The jarring loss of life as I knew it came into clear focus when I brought up Libya one day, telling him about a demonstration or some such event. He didn’t let me finish. “I don’t care,” he said. I sat stunned, dismayed. This was the man who devoted his entire life to this cause – gave up his olive trees, the sage-covered mountains dotted with grazing sheep, the camaraderie of brothers and sisters, nieces and nephews – and it was all dismissed with those three words I had never heard him utter before. “I am dying, Hend.” Death, the great equaliser, had already shifted his priorities. Gone was my anchor, my motherland, my ancestors, my past, my future – all wrapped up in the single symbol of my identity and raison d’être, my father. My world crashed around me, in a fog of doctors’ visits and physical therapy for a dying man. We buried him 13 months later, next to a small Japanese maple in a cemetery far away from where he was born.
I don’t resent cancer. Cancer kindly gave us over a year to get used to the idea of death. And as it turned out, he never really left. As I grew older and had my own daughter who started asking me “How can I be a Libyan, if I’ve never been to Libya?”, I heard my father’s voice in my answers. I’m sure he smiled when I looked into her eyes and said: “We can’t go back until we stop a bad man from hurting our country, from stealing from her people.”

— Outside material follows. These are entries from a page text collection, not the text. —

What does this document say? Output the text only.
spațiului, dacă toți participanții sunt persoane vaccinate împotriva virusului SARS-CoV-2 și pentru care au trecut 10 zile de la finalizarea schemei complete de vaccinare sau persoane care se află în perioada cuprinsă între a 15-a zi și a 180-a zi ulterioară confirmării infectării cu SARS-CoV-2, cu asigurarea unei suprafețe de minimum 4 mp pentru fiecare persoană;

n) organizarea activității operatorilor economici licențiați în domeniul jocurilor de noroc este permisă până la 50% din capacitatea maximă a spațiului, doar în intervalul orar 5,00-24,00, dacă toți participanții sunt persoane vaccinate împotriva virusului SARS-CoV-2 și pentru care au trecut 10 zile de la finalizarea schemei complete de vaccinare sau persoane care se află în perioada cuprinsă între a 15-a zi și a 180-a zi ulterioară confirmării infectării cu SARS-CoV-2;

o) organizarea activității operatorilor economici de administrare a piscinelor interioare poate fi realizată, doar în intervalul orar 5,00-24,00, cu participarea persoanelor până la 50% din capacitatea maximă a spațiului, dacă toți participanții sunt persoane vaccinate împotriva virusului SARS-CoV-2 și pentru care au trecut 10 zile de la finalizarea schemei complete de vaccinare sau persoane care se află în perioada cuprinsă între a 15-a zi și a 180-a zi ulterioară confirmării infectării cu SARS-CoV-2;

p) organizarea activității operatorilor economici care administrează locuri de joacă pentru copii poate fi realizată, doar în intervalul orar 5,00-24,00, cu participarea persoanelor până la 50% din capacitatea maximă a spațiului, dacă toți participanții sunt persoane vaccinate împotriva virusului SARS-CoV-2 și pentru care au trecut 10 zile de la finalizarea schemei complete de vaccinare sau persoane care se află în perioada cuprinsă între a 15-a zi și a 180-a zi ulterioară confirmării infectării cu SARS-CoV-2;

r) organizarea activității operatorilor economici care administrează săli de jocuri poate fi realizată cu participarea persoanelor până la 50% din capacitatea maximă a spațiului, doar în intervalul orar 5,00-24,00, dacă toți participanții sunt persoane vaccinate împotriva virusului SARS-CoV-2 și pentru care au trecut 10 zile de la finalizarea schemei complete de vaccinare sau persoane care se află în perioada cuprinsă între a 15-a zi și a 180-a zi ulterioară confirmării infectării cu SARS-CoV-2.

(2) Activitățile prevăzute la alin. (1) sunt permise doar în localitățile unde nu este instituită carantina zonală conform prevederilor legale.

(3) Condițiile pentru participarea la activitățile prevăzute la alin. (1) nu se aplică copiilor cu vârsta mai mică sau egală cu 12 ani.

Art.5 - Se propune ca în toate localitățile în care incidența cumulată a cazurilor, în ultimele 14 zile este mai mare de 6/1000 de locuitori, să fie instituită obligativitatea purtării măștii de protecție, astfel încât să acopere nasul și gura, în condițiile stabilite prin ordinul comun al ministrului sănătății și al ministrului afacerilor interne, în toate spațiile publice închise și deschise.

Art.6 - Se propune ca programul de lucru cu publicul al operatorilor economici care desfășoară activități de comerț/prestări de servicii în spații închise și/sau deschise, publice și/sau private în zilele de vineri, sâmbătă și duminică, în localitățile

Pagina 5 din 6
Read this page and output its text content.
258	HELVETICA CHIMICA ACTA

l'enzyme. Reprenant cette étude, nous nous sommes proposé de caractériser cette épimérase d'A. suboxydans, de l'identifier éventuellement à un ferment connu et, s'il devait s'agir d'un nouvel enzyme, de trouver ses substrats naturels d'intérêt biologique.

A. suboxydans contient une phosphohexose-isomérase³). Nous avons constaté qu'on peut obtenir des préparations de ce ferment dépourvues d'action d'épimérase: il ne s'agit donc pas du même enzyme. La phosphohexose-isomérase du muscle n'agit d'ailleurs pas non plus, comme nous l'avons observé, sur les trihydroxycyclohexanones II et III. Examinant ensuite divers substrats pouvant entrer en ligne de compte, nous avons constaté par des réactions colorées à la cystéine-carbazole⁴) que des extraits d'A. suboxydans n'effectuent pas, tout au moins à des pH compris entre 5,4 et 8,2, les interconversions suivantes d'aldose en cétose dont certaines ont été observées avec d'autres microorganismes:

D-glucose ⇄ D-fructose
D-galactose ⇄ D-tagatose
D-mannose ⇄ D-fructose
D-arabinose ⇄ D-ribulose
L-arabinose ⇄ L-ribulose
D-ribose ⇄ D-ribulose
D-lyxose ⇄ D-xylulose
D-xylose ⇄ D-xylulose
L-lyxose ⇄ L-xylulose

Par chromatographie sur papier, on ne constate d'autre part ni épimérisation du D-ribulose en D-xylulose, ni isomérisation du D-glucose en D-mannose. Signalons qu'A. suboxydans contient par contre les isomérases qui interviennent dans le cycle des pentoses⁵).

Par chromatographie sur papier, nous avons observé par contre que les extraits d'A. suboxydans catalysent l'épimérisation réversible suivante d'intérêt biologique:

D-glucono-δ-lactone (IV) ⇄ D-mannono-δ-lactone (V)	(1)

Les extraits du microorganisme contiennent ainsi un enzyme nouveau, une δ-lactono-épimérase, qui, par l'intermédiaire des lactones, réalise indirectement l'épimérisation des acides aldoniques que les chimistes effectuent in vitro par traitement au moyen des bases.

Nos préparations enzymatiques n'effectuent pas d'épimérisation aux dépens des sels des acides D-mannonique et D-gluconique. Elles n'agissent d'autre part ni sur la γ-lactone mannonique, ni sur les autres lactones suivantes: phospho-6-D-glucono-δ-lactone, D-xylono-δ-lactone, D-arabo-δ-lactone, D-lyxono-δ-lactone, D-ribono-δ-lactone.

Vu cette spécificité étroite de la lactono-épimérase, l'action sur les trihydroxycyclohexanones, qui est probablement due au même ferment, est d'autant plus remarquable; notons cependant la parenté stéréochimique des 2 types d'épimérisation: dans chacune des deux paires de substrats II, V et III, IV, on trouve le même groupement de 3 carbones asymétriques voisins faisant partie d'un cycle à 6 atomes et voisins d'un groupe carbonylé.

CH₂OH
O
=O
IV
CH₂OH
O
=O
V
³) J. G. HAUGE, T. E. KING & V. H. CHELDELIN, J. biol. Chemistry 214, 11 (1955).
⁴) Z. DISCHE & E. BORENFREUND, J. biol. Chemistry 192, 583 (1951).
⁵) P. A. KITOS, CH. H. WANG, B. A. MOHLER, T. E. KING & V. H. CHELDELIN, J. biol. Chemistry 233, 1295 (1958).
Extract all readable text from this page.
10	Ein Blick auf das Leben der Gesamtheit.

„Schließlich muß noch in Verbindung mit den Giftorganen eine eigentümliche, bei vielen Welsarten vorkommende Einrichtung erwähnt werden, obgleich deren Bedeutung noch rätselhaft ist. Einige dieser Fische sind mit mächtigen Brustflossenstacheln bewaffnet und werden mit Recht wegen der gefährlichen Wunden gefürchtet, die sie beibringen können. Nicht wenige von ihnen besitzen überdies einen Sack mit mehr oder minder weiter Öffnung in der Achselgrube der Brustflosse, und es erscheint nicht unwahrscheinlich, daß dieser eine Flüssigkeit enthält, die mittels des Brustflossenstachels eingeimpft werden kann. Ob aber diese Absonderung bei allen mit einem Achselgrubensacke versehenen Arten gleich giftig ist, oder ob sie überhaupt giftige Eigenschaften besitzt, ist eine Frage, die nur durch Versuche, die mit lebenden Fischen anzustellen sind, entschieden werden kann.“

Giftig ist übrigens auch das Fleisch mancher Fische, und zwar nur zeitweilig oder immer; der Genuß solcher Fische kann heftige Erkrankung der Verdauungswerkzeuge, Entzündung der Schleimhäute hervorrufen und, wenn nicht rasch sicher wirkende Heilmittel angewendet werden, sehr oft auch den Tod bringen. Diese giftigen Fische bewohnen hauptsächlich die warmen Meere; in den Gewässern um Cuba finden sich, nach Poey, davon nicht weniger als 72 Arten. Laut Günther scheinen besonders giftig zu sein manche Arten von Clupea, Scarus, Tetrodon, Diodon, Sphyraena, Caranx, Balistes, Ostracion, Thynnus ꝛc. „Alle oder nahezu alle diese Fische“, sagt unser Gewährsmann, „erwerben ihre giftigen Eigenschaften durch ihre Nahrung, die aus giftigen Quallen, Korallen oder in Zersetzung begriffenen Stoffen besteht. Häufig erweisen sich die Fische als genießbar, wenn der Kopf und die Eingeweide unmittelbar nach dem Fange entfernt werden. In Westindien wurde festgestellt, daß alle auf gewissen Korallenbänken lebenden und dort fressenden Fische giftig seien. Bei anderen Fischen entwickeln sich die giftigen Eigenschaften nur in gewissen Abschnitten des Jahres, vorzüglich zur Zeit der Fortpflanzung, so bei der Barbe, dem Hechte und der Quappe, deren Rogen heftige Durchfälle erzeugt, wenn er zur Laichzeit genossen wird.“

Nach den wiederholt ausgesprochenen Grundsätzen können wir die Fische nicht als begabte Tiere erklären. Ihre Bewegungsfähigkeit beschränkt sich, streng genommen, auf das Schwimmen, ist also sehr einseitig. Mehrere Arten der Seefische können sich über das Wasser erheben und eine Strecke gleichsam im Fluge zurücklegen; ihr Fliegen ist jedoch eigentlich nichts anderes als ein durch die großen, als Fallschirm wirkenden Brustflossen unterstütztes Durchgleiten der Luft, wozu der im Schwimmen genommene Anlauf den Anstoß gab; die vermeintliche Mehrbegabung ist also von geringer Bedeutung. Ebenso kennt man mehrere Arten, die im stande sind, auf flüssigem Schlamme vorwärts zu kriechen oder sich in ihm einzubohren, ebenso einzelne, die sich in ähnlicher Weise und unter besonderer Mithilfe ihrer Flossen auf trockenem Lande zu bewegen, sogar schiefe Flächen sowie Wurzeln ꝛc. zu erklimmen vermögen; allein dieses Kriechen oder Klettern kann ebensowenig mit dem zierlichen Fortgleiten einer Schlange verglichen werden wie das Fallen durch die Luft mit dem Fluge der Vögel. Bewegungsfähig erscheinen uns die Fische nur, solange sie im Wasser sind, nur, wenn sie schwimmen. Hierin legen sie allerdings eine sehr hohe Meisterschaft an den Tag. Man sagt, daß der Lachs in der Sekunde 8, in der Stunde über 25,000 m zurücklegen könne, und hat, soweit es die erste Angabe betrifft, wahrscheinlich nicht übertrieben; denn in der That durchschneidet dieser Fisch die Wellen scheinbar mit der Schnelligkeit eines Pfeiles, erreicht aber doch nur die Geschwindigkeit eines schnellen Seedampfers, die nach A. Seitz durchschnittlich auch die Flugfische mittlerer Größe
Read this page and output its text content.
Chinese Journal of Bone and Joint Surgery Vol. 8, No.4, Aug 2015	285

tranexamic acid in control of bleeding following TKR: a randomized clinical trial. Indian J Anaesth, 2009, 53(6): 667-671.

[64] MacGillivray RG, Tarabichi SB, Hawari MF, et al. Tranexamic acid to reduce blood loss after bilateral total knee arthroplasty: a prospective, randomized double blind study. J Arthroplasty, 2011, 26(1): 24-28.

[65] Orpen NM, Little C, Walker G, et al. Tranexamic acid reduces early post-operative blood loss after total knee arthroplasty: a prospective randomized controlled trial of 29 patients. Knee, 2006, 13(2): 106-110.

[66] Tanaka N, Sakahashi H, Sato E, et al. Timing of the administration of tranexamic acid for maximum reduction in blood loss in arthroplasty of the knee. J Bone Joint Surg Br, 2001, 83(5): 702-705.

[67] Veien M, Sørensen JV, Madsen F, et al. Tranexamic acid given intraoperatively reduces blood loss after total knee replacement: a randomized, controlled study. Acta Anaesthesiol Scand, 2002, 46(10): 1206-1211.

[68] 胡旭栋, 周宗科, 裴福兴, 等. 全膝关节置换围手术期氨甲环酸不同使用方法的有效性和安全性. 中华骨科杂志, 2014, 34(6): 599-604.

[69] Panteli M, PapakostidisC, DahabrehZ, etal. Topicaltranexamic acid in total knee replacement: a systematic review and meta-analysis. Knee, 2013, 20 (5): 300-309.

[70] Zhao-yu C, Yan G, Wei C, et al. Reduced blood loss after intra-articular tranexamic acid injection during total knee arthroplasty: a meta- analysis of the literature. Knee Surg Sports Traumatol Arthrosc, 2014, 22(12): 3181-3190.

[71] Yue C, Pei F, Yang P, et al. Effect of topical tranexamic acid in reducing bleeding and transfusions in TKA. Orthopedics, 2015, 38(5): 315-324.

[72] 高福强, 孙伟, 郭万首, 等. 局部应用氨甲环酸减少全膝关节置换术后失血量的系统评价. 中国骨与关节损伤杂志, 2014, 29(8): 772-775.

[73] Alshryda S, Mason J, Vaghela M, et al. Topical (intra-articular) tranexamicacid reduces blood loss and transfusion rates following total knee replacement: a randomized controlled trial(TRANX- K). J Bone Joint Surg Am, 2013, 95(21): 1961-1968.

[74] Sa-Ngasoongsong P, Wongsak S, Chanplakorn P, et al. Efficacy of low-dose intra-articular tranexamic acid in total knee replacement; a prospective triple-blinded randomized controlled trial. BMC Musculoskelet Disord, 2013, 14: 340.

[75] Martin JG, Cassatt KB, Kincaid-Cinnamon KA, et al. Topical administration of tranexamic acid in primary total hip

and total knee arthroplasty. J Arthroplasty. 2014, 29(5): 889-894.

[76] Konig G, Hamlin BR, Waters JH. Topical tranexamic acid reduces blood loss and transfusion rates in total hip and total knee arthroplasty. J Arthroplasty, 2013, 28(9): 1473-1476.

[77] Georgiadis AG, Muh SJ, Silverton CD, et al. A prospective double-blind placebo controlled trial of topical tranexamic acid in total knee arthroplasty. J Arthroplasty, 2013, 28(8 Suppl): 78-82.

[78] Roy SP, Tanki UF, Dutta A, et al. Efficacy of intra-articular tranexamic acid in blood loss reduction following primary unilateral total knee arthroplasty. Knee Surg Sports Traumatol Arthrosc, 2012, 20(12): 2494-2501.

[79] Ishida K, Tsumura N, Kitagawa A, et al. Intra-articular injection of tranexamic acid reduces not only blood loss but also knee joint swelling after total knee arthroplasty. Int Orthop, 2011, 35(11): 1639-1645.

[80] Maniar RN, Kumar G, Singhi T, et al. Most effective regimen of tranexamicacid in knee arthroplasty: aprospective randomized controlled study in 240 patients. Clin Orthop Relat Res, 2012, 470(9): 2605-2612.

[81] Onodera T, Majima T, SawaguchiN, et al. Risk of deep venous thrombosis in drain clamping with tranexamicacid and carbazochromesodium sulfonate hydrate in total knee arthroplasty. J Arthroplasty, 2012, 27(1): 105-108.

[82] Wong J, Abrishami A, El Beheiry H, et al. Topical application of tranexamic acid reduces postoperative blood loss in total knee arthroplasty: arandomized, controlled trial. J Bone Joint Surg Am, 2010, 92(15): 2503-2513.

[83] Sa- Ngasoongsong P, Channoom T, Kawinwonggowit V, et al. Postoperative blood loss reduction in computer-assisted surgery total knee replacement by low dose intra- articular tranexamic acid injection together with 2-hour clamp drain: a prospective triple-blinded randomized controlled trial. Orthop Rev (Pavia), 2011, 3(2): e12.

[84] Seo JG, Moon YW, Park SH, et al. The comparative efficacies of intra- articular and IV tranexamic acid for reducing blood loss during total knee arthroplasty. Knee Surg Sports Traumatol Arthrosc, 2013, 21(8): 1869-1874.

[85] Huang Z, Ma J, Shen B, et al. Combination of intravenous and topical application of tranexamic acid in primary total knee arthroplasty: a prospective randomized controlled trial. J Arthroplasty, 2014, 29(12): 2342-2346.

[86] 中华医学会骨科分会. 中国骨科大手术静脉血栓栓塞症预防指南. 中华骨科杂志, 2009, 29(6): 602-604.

He sat close to me when I followed the unfolding of events in Benghazi, Tripoli, all the cities where Libyan men and women freed from fear faced Gaddafi’s bullets so that those standing behind them could lead the second charge for freedom. He held me tight as I cried on October 23 2011, when independence was proclaimed in a newly freed Libya. And when I finally returned to Gharyan this summer, after decades of absence, he sat next to me on the rocks along the path to the well he would use to wash up before performing his daily prayers. I scanned the horizon, passing over homes, well-worn paths, twisting olive trees … it was all so familiar. It felt like I’d never left. And I knew, then, that my dad had brought me home.